Meet Gin Master Desmond Payne

By Rebecca Barry Hill
Beefeater’s Desmond Payne. Picture / Supplied

Premium is where it’s at. Cocktail drinkers are becoming increasingly discerning, and we have innovative bartenders to thank, says Beefeater’s Desmond Payne.

“This generation is at the top of their game,” says the master distiller, who has been making gin for 50 years. “The top bartenders of today are better than the originals from 150 years ago. They’re so innovative and proud of their craft. They’re also moving around a lot like top chefs.”

The London-based gin-maker flew into New Zealand for a whirlwind trip last week to judge the MIXLDN Global Bartender Competition. This year the theme was iconic London films, a nod to Beefeater's heritage. Winner, Aucklander Madeleine Tate, whose Mary Poppins-inspired cocktail 'The Chimney Sweeper' took out the top prize, will fly to London in February to compete against 31 nationalities; the grand winner gets to concoct a new gin with Desmond himself.
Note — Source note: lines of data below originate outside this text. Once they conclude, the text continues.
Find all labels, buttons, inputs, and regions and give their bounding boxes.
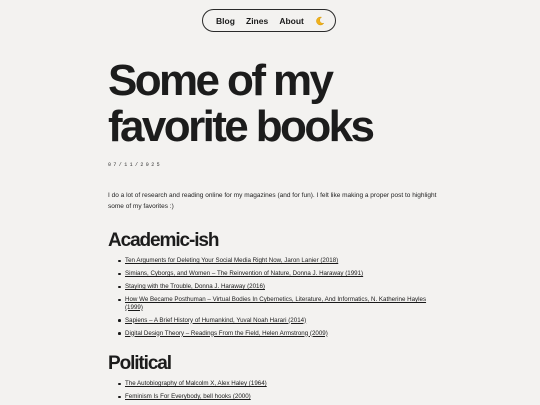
book-link[interactable]: Staying with the Trouble, Donna J. Haraw… — [125, 283, 265, 290]
page: Blog Zines About Some of my favorite boo… — [0, 0, 540, 405]
list-item: Sapiens – A Brief History of Humankind, … — [118, 317, 438, 325]
book-link[interactable]: Sapiens – A Brief History of Humankind, … — [125, 317, 306, 324]
book-link[interactable]: The Autobiography of Malcolm X, Alex Hal… — [125, 380, 267, 387]
moon-icon[interactable] — [315, 16, 325, 26]
book-link[interactable]: Digital Design Theory – Readings From th… — [125, 330, 328, 337]
list-item: Simians, Cyborgs, and Women – The Reinve… — [118, 270, 438, 278]
nav-about-link[interactable]: About — [279, 16, 304, 26]
list-item: Ten Arguments for Deleting Your Social M… — [118, 257, 438, 265]
section-heading-political: Political — [108, 353, 172, 374]
list-item: Staying with the Trouble, Donna J. Haraw… — [118, 283, 438, 291]
article: Some of my favorite books 07/11/2025 I d… — [108, 58, 438, 405]
page-title: Some of my favorite books — [108, 56, 375, 151]
book-link[interactable]: Simians, Cyborgs, and Women – The Reinve… — [125, 270, 363, 277]
list-item: The Autobiography of Malcolm X, Alex Hal… — [118, 380, 438, 388]
nav-blog-link[interactable]: Blog — [216, 16, 235, 26]
top-nav: Blog Zines About — [202, 9, 336, 32]
list-item: How We Became Posthuman – Virtual Bodies… — [118, 296, 438, 311]
book-list-academic: Ten Arguments for Deleting Your Social M… — [108, 257, 438, 337]
book-list-political: The Autobiography of Malcolm X, Alex Hal… — [108, 380, 438, 401]
section-heading-academic: Academic-ish — [108, 230, 219, 251]
nav-zines-link[interactable]: Zines — [246, 16, 268, 26]
post-date: 07/11/2025 — [108, 162, 163, 168]
list-item: Digital Design Theory – Readings From th… — [118, 330, 438, 338]
book-link[interactable]: Ten Arguments for Deleting Your Social M… — [125, 257, 338, 264]
book-link[interactable]: Feminism Is For Everybody, bell hooks (2… — [125, 393, 251, 400]
intro-paragraph: I do a lot of research and reading onlin… — [108, 192, 437, 210]
book-link[interactable]: How We Became Posthuman – Virtual Bodies… — [125, 296, 426, 311]
list-item: Feminism Is For Everybody, bell hooks (2… — [118, 393, 438, 401]
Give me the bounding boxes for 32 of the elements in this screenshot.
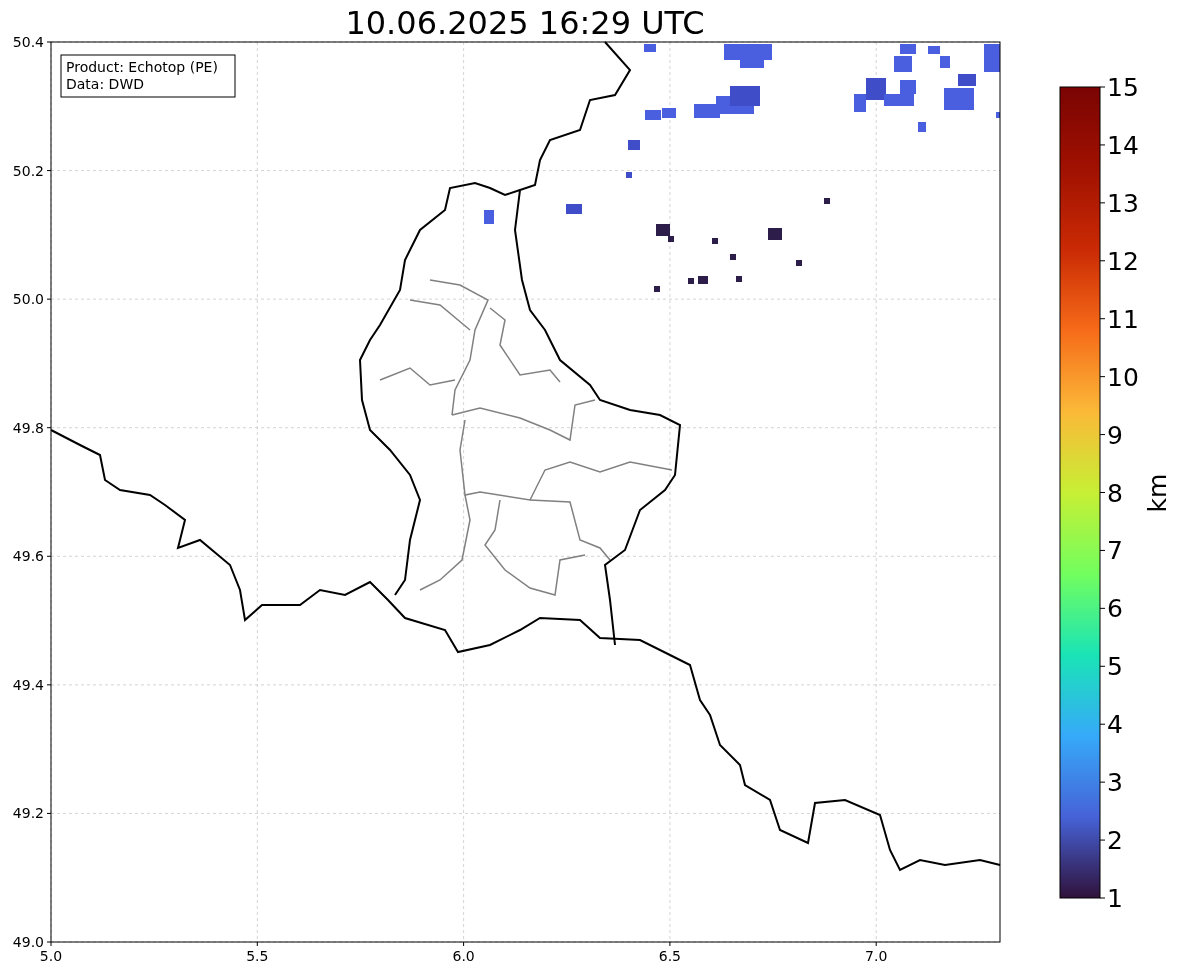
colorbar-tick-label: 5 — [1107, 652, 1123, 682]
x-tick-label: 5.0 — [39, 948, 63, 964]
colorbar-tick-label: 6 — [1107, 594, 1123, 624]
x-tick-label: 6.0 — [452, 948, 475, 964]
colorbar-tick-label: 2 — [1107, 826, 1123, 856]
colorbar-tick-label: 4 — [1107, 710, 1123, 740]
colorbar-tick-label: 3 — [1107, 768, 1123, 798]
y-tick-label: 49.8 — [12, 419, 44, 436]
y-tick-label: 49.0 — [12, 934, 44, 950]
info-text: Data: DWD — [66, 76, 144, 92]
colorbar-label: km — [1143, 473, 1172, 513]
y-tick-label: 50.2 — [12, 162, 44, 179]
colorbar-tick-label: 1 — [1107, 884, 1123, 913]
colorbar-tick-label: 9 — [1107, 420, 1123, 450]
colorbar-tick-label: 8 — [1107, 478, 1123, 508]
chart-title: 10.06.2025 16:29 UTC — [345, 4, 705, 42]
colorbar-tick-label: 13 — [1107, 188, 1139, 218]
x-tick-label: 7.0 — [865, 948, 888, 964]
colorbar-tick-label: 14 — [1107, 130, 1139, 160]
x-tick-label: 5.5 — [246, 948, 269, 964]
colorbar-tick-label: 7 — [1107, 536, 1123, 566]
y-tick-label: 49.4 — [12, 676, 44, 693]
y-tick-label: 50.4 — [12, 34, 44, 50]
y-tick-label: 49.6 — [12, 548, 44, 565]
x-tick-label: 6.5 — [658, 948, 682, 964]
colorbar-tick-label: 15 — [1107, 73, 1139, 102]
colorbar-tick-label: 11 — [1107, 304, 1139, 334]
y-tick-label: 49.2 — [12, 805, 44, 822]
colorbar-tick-label: 12 — [1107, 246, 1139, 276]
info-text: Product: Echotop (PE) — [66, 59, 218, 75]
colorbar-tick-label: 10 — [1107, 362, 1139, 392]
y-tick-label: 50.0 — [12, 291, 44, 308]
TRY: Madeleine Tate's Award-Winning Black Gin Cocktail Recipe

It’ll have to stand out to compete on the shelf, though. A recent trip to a bar in Valencia, Spain, where gin and tonics are practically the national tipple, put Desmond face to face with 624 varieties. Elsewhere, gin is fast gaining steam, with sales rising 16 per cent in the UK and 49 distilleries opening this year.

Desmond puts its resurgence down to several factors: the cyclical nature of fashion — we don’t necessarily want to drink what our parents did — but also that it’s versatile. Unlike whisky or rum, which are made from single ingredients (grain, sugar cane), gin can be made with a combination of juniper berries and anything else to make up its flavour profile, in Beefeater’s case, coriander seed, orange and lemon peels and angelica, among others.

That provides a broad canvas for mixologists, who can pick out an individual botanical to enhance. Madeleine’s winning drink, for instance, was soot-black with creamy egg white and a daisy on top, and featured both lemon juice and the bittersweet orange flavour of Amaro Montenegro. “It tasted delicious,” says Desmond. “It had sherry in it, which gave it a lovely richness.”

Desmond started off in the wine trade, working at Harrods before getting a job with a gin company. These days his primary job is to maintain the consistency and quality of the original 1860 recipe set down by founder James Burrough. In recent years he’s also developed Beefeater’s premium offerings.

Desmond is most proud of his first baby, Beefeater 24, so named as the gin is steeped for 24 hours before distillation in nontraditional botanicals such as Chinese green tea, Japanese sencha tea and grapefruit peel. His limited edition Crown Jewel variety has also proved popular. Incorporating a new botanical is like introducing a new member to a family, he says.

“Some families everyone gets on and it’s fine but it has to be accepted. It will change the relationship with everybody else. That’s how I understand flavours.”

When he’s not travelling, he spends time in the Lambeth distillery, along with his staff of five, who produce the equivalent of a bottle of gin a second — that’s 2.7 million cases of 12 bottles.

His role also involves the buying process. Consider-ing his main concern is consistency, that can be difficult when faced with environmental concerns; for instance, Beefeater’s juniper berries come from Italy, where recent earthquakes have caused issues accessing crops. He’ll then look at 200 samples and decide which he’ll use in this year’s blend.

He’s also developing a new gin with 3-Michelin star Spanish chef David Munoz. It doesn’t leave much time for a break, but when that happens? It’s either a gin and tonic, a Negroni or a Gibson martini (garnished with a pickled onion). “The more competitions I judge, the more I see the creative way bartenders are making drinks and balancing flavours. It’s just wonderful. I’m so impressed by what they’re doing.”